When should you use XML attributes and when should you use XML elements?
e.g.
<customData>
<records>
<record name="foo" description="bar" />
</records>
</customData>
or
<customData>
<records>
<record>
<name>foo</name>
<description>bar</description>
</record>
</records>
</customData>
It's largely a matter of preference. I use Elements for grouping and attributes for data where possible as I see this as more compact than the alternative.
For example I prefer.....
...Instead of....
However if I have data which does not represent easily inside of say 20-30 characters or contains many quotes or other characters that need escaping then I'd say it's time to break out the elements... possibly with CData blocks.
Personally I like using attributes for simple single-valued properties. Elements are (obviously) more suitable for complex types or repeated values.
For single-valued properties, attributes lead to more compact XML and simpler addressing in most APIs.
The limitations on attributes tell you where you can and can't use them: the attribute names must be unique, their order cannot be significant, and both the name and the value can contain only text. Elements, by contrast, can have non-unique names, have significant ordering, and can have mixed content.

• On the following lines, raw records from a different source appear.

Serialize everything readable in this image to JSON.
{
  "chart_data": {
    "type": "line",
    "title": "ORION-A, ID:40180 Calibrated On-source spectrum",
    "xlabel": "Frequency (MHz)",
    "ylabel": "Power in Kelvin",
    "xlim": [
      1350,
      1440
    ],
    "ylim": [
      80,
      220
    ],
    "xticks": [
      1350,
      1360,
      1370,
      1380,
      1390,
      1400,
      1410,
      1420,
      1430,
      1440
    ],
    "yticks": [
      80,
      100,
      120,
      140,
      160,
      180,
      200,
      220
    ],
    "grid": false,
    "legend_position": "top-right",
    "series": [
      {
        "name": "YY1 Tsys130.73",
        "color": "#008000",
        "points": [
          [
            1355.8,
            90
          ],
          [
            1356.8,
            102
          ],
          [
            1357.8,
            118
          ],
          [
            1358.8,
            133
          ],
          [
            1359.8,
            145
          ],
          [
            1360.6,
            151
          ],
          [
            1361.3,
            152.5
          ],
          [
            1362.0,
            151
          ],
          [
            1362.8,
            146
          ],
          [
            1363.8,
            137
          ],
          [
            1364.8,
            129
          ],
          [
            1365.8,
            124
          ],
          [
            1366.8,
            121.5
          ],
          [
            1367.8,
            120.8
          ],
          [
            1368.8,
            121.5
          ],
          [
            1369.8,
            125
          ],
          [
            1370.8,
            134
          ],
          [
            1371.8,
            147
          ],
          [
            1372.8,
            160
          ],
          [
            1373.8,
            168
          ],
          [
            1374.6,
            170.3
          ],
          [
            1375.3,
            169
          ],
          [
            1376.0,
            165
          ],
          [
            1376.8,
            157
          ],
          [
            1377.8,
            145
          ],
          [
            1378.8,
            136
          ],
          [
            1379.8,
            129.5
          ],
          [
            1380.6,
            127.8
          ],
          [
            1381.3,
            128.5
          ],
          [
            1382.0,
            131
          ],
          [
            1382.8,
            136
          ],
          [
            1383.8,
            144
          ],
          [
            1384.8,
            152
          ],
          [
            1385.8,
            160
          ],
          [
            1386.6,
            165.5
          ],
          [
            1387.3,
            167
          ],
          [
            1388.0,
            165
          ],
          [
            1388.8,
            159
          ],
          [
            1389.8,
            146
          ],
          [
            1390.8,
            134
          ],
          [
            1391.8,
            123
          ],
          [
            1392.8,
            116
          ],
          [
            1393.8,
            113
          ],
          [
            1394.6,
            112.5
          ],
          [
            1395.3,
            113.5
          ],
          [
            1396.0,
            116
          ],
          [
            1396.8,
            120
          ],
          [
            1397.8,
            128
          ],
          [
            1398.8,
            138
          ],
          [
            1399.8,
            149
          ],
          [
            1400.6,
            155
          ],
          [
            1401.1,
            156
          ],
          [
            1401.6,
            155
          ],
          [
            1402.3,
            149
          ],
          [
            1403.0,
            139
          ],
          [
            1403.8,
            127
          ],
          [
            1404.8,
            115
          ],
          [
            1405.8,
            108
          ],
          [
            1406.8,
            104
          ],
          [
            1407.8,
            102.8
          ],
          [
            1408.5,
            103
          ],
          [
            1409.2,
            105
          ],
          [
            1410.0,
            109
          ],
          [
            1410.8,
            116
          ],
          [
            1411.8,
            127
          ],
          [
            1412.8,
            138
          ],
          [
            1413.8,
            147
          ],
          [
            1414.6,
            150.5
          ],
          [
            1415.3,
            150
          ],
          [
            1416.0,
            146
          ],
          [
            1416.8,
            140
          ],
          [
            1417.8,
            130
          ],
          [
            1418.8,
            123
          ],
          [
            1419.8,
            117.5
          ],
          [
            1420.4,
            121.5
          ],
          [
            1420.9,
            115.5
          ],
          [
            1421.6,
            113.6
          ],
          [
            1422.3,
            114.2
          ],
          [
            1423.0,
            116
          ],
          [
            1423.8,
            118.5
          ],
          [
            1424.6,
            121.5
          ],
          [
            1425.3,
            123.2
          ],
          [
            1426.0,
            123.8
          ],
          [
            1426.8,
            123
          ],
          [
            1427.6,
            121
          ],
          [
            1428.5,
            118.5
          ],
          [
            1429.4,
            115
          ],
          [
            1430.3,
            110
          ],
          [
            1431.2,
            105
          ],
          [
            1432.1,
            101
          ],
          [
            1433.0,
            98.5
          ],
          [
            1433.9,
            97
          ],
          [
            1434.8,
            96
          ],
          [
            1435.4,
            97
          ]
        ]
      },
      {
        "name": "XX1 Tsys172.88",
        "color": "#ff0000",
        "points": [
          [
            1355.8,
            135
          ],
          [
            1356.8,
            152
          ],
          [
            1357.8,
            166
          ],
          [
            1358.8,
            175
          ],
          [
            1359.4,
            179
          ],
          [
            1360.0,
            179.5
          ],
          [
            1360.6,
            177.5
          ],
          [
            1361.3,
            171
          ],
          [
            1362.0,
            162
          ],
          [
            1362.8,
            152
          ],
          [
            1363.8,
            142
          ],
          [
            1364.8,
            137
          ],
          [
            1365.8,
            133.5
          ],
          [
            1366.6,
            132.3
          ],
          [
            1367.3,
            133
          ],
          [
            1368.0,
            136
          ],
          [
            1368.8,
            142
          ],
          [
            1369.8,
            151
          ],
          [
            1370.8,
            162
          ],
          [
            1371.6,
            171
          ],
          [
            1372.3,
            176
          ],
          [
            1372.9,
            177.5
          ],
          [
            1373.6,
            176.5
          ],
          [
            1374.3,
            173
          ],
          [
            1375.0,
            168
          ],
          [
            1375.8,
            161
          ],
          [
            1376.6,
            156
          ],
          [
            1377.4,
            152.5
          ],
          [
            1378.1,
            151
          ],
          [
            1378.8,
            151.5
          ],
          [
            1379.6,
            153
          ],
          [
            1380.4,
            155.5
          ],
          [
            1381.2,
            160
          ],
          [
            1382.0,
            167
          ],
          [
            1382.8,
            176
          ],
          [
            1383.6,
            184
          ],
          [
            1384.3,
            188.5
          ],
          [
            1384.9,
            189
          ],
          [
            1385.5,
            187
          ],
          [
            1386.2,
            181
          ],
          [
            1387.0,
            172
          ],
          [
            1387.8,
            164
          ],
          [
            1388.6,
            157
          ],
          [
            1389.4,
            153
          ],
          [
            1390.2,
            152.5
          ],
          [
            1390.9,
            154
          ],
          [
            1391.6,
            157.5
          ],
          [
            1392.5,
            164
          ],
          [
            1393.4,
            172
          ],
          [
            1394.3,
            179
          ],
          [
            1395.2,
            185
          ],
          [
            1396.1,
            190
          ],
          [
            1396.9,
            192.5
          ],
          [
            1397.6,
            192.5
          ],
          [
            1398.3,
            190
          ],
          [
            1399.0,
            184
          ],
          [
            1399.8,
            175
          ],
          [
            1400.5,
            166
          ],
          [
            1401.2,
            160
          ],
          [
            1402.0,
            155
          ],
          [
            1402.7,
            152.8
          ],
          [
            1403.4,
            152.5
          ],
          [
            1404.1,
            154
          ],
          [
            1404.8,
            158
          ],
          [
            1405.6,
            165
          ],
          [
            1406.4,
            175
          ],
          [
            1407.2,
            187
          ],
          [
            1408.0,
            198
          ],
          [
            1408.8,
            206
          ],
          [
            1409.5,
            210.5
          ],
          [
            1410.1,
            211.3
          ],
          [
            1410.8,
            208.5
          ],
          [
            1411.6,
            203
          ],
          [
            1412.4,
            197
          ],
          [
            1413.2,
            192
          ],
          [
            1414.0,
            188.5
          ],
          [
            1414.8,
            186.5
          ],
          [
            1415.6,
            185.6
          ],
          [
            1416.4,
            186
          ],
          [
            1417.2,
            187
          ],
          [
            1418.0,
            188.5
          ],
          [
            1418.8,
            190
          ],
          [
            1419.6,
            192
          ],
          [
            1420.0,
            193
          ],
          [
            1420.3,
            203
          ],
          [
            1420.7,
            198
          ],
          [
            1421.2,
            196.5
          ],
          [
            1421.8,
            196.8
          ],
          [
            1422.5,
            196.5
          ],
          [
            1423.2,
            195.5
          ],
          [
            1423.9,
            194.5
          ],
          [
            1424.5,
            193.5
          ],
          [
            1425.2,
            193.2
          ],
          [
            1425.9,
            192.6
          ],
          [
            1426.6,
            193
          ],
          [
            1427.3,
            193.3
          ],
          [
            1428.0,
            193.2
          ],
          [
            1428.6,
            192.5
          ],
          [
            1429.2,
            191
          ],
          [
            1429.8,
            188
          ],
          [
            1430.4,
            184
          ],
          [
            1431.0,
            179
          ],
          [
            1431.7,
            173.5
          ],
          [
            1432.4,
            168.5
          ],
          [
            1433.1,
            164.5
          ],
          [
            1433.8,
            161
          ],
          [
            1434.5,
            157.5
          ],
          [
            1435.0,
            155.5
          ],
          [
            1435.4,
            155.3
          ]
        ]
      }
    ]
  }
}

Attributes are usable in domains where they map onto data structures that follow those rules: the names and values of properties on an object, of columns in a row of a table, of entries in a dictionary. (But not if the properties aren't all value types, or the entries in the dictionary aren't strings.)
One of the better thought-out element vs attribute arguments comes from the UK GovTalk guidelines. This defines the modelling techniques used for government-related XML exchanges, but it stands on its own merits and is worth considering.
As a general rule, I avoid attributes altogether. Yes, attributes are more compact, but elements are more flexible, and flexibility is one of the most important advantages of using a data format like XML. What is a single value today can become a list of values tomorrow.
Also, if everything's an element, you never have to remember how you modeled any particular bit of information. Not using attributes means you have one less thing to think about.
My personal rule of thumb: if an element can contain only one of that thing, and its an atomic data (id, name, age, type, etc...) it should be an attribute otherwise an element.